Molecular Engineering of Direct Activated NIR-II Chemiluminescence Platform for In Vivo Chemiluminescence-fluorescence Duplex Imaging

Chemiluminescence (CL) is a self-illuminating phenomenon fueled by chemical energy instead of extra excited light, which features superiority in sensitivity, signal-to-background ratios, and imaging depth. Strategies to synthesize a CL emission unimolecular skeleton in the second near-infrared window (NIR-II) and a unimolecular probe with direct duplex NIR-II [CL/fluorescence (FL)] emission are lacking. Here, we employ modular synthesis routes to construct a series of directly activated NIR-II CL emission unimolecular probes with a maximum emission wavelength of up to 1060 nm, and use them for real-time and continuous detection of the superoxide anion generated in acetaminophen induced liver injury in a female mice model under both NIR-II CL and NIR-II FL imaging channels. Thus, this study establishes a directly activatable NIR-II CL emission unimolecular skeleton, validating the scalability of this duplex NIR-II CL/FL imaging platform in bioactive molecule detection and disease diagnosis.
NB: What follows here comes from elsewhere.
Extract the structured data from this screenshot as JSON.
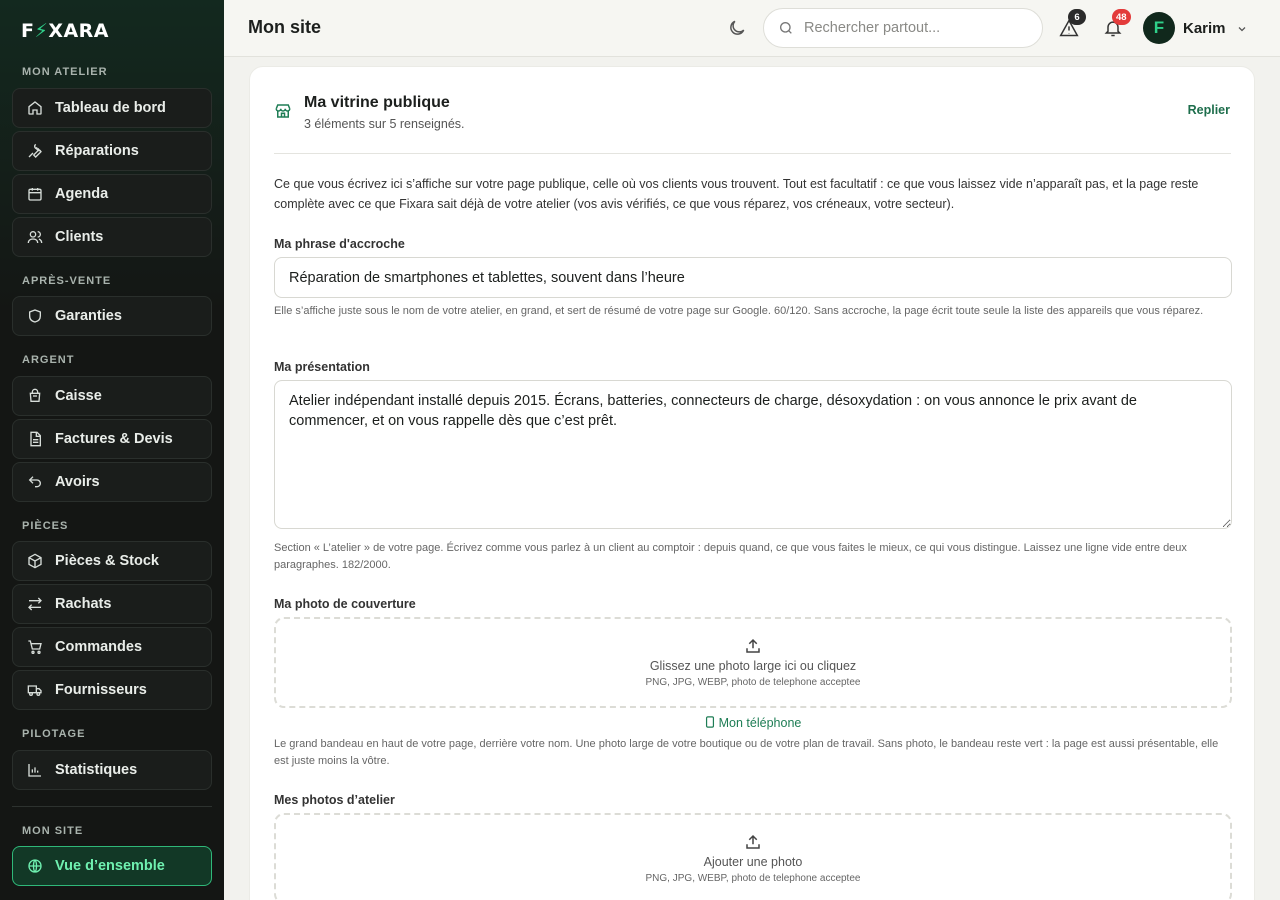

Strategies to synthesize a chemiluminescence (CL) emission unimolecular skeleton in the second near-infrared window (NIR-II) and a unimolecular probe with direct duplex NIR-II [CL/fluorescence (FL)] emission are lacking. Here, the authors employ modular synthesis routes to construct a series of directly activated NIR-II CL emission unimolecular probes with a maximum emission wavelength of up to 1060 nm, and use them for real-time and continuous detection of the superoxide anion generated in acetaminophen induced liver injury under both NIR-II CL and NIRII FL imaging channels.